As published on Popspoken.

In the age of fast fashion, hand-sewn clothing carries the weight and legacy of the generations before us.

With Uniqlo dressing people the world over, one Singaporean family is working to bring back hand-sewn fashion through love and pop-ups, one headband at a time.

Mama Yeo & Co. officially started in mid-2017, but we started taking this business more seriously in mid-2018,” said Yeo Zhiyi, the youngest member of the family business.

“My mother has always sewn gifts for our family friends — headbands, bags, even baby clothing! She even gifts her handmade products to people she barely knows,” said Zhiyi.
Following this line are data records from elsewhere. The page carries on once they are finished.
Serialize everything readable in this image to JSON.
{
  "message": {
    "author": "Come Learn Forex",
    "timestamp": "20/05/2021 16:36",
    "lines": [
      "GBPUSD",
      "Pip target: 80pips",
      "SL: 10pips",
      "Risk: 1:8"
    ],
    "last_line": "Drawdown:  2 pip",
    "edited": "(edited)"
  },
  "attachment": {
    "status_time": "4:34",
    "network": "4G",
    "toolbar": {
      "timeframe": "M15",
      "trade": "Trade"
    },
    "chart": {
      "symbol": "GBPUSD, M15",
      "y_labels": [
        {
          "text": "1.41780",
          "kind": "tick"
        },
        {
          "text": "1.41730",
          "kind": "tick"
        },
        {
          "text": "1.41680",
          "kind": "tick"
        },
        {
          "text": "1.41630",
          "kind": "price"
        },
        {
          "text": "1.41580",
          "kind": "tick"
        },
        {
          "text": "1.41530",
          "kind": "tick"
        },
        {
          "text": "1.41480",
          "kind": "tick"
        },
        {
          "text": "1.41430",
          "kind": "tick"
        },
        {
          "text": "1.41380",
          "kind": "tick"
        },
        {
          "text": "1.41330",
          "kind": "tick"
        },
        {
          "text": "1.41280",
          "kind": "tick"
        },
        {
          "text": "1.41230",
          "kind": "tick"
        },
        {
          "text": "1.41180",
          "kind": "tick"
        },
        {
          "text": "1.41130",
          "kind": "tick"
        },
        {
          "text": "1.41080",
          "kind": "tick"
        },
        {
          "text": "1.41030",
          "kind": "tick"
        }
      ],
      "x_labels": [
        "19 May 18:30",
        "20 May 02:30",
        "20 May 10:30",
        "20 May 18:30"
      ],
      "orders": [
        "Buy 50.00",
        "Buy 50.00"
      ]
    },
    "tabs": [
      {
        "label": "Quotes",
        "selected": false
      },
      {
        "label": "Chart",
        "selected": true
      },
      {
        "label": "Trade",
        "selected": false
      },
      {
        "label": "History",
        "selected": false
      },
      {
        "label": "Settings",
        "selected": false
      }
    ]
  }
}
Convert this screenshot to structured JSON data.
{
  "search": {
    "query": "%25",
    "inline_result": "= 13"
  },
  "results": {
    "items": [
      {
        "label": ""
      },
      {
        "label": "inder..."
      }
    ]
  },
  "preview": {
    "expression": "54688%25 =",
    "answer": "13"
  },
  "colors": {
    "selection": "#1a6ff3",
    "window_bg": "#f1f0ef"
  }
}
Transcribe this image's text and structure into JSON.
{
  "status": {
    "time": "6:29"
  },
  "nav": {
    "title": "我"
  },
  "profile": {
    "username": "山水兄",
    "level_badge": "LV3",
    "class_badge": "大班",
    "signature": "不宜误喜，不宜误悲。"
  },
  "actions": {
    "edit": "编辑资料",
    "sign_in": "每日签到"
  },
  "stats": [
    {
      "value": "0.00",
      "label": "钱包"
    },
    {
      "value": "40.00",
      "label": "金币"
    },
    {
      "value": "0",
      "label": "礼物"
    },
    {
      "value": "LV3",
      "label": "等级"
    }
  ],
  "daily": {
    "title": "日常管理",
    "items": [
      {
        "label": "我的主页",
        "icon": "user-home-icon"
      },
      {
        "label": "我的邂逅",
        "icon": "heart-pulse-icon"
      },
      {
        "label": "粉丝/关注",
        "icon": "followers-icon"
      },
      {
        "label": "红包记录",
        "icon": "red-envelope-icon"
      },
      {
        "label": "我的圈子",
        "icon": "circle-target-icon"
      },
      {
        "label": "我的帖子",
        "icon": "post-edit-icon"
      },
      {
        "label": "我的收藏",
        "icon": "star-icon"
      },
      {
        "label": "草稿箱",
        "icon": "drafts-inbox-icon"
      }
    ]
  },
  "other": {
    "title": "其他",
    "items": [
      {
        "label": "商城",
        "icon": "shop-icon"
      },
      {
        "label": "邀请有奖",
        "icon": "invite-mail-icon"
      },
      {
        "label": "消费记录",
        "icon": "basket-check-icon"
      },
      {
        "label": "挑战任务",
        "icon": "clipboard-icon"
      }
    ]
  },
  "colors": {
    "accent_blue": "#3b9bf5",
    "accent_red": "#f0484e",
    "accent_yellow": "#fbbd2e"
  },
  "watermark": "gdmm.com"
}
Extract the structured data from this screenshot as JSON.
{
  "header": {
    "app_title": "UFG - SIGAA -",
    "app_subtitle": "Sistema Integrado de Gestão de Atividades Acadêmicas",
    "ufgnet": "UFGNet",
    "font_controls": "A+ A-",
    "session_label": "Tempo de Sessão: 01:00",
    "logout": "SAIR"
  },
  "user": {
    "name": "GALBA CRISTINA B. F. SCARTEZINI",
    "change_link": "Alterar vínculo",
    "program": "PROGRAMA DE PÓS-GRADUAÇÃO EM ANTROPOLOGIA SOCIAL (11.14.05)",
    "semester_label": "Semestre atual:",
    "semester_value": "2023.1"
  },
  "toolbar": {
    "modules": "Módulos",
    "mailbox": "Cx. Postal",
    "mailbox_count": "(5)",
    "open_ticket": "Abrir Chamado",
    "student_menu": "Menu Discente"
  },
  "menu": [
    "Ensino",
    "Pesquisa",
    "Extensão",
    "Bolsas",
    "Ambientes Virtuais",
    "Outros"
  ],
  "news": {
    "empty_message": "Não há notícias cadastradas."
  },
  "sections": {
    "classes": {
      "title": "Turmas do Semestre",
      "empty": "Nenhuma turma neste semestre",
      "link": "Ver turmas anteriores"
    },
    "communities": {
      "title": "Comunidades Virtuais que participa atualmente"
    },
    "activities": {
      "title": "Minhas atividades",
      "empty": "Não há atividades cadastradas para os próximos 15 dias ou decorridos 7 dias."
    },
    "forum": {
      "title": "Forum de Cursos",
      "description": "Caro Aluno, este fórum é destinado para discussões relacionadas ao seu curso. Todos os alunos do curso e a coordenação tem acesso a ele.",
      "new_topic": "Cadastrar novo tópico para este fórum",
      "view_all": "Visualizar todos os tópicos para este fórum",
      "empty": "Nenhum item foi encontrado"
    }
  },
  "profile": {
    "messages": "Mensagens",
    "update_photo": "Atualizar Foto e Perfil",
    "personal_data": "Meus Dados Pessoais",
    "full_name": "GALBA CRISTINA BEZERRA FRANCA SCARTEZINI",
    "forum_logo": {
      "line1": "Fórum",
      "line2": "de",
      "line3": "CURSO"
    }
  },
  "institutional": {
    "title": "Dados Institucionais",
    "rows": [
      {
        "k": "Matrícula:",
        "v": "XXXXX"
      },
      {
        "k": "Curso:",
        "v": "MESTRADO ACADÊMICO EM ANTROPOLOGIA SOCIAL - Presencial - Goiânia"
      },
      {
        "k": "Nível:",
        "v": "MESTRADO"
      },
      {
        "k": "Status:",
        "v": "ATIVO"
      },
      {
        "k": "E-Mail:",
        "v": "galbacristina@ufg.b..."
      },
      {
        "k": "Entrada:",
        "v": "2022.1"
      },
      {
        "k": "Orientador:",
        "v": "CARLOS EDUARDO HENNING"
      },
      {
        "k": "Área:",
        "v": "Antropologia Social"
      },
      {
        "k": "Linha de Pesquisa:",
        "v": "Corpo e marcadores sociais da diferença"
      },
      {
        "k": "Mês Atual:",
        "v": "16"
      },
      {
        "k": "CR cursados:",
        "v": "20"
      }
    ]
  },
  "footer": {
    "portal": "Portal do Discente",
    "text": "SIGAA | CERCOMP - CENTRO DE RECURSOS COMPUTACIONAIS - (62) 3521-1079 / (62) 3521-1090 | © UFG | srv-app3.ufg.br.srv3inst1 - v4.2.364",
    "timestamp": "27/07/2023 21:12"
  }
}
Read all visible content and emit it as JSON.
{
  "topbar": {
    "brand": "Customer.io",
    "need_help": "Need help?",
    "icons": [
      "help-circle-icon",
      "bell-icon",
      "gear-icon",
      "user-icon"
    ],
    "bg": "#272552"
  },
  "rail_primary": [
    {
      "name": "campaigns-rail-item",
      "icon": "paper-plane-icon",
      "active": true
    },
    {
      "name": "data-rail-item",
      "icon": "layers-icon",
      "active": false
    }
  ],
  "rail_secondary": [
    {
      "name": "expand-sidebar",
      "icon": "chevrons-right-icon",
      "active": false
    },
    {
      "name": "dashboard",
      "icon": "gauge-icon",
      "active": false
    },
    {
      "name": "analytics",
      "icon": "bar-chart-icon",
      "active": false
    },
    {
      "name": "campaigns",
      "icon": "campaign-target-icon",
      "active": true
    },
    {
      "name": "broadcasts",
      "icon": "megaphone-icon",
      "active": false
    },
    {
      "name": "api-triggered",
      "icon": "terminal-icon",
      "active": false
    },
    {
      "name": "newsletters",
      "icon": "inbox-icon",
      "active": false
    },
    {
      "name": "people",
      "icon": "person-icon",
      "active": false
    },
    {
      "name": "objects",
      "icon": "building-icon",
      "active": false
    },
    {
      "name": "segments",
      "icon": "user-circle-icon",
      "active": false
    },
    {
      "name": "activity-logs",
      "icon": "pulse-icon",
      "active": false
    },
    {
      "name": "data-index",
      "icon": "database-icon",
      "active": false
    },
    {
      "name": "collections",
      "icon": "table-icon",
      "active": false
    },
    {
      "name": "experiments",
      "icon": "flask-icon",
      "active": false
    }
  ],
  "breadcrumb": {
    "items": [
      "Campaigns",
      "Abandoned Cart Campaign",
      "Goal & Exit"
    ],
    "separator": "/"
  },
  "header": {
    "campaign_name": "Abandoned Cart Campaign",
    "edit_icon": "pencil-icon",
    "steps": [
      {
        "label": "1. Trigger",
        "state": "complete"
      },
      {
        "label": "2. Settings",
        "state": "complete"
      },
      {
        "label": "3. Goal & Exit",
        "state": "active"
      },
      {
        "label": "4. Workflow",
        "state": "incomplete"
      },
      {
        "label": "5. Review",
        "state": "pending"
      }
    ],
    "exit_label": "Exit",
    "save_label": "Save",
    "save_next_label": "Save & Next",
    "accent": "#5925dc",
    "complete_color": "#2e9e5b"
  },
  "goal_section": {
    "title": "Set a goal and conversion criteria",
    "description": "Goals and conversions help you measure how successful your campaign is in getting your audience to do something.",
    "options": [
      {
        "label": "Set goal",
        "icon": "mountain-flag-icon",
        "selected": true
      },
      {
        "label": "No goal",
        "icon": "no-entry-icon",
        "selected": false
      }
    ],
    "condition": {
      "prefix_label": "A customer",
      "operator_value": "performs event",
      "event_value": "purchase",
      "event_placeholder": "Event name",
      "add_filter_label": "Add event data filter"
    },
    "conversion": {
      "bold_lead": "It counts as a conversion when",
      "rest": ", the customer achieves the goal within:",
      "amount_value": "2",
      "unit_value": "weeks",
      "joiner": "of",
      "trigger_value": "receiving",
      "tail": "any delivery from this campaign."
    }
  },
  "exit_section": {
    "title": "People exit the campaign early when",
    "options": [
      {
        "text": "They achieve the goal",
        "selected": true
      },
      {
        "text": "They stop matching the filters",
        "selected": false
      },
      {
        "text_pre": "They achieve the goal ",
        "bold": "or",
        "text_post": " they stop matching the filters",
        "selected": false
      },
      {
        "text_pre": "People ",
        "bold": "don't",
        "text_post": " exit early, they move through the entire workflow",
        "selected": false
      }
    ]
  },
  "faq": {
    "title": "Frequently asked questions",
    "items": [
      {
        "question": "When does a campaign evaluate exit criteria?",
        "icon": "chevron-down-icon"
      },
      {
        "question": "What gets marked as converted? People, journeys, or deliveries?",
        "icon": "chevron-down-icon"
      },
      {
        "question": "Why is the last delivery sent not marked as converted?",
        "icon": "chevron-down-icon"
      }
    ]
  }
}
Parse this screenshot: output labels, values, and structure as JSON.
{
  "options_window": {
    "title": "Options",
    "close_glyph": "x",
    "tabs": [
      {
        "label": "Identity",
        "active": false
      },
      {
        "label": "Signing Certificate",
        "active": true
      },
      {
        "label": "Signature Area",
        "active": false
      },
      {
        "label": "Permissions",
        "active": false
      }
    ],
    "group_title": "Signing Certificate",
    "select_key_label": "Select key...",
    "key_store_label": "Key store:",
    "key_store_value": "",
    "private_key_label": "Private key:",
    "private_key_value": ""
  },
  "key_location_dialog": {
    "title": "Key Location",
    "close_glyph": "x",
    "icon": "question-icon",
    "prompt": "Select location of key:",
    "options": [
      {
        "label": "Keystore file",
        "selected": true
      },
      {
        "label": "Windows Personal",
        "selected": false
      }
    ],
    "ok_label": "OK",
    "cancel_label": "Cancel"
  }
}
“Mama Yeo’s legacy is her generosity, and sewing is her way of showing her appreciation to the people she loves. People started telling us that we should actually consider selling these products to the public, and so that kickstarted our little homegrown business!”

While Mama Yeo sews, the 22-year-old undergraduate handles pop-up opportunities and bargains with fabric stores. Her elder sister, Yeo Taiyi, designs store layouts and colour schemes as the “creative eye” of brand.

“Mama Yeo is the heart of the brand. She handles the sewing, easily talks to customers and invite them over to our house for gatherings,” shared Zhiyi. “Papa Yeo is our banker. He handles the finances, but you’ll also find him at our pop-ups with headbands and bags draped over his arms.”

Before a pop-up event, Zhiyi scouts for fabrics, selecting them according to the expected clientele. Mama Yeo starts work a fortnight before the event, sewing a new batch of headbands and bags with the most “popular” evergreen fabrics.

While all hands are on deck at Mama Yeo & Co., Zhiyi maintains that it’s not about the money.

“Mama Yeo & Co. is a meaningful way for us to gather as a family and spend quality time with one another. We don’t see this as a way to earn money but we hope to grow closer as a family and meet people through this business.”

“Nothing means more to us than being able to spread God’s love to the people we cross paths with.”

With prices starting from S$8, the headbands are the most popular item. Other popular favourites include the cheongsam, which Mama Yeo & Co. market more actively before Chinese New Year.

With fabrics and silhouettes that are heavily inspired by traditional wear, Mama Yeo & Co. is a local player in the rise of modest fashion.

“The modest fashion trend making a comeback is a beautiful thing to witness,” said Zhiyi. “Too often, we feel pressured to dress less, or to dress up a certain way to feel validated. The modest fashion trend perpetuates the ideal that one is beautiful without having to show much skin.”

Mama Yeo sometimes even sews hemlines just a few inches longer than requested, said Zhiyi.

“In my mind, a Mama Yeo & Co. customer is someone who lives joyfully and confidently. By choosing the kind of fabric you love and the colours that represent you, and by wearing our products with pride, we hope that you are able to view yourself as a beautiful creation!”


Mama Yeo & Co. will be setting up shop at ARTas 2019, the free annual art festival for young people, happening Jul 6 from 1pm to 6pm at 88 St Francis Road.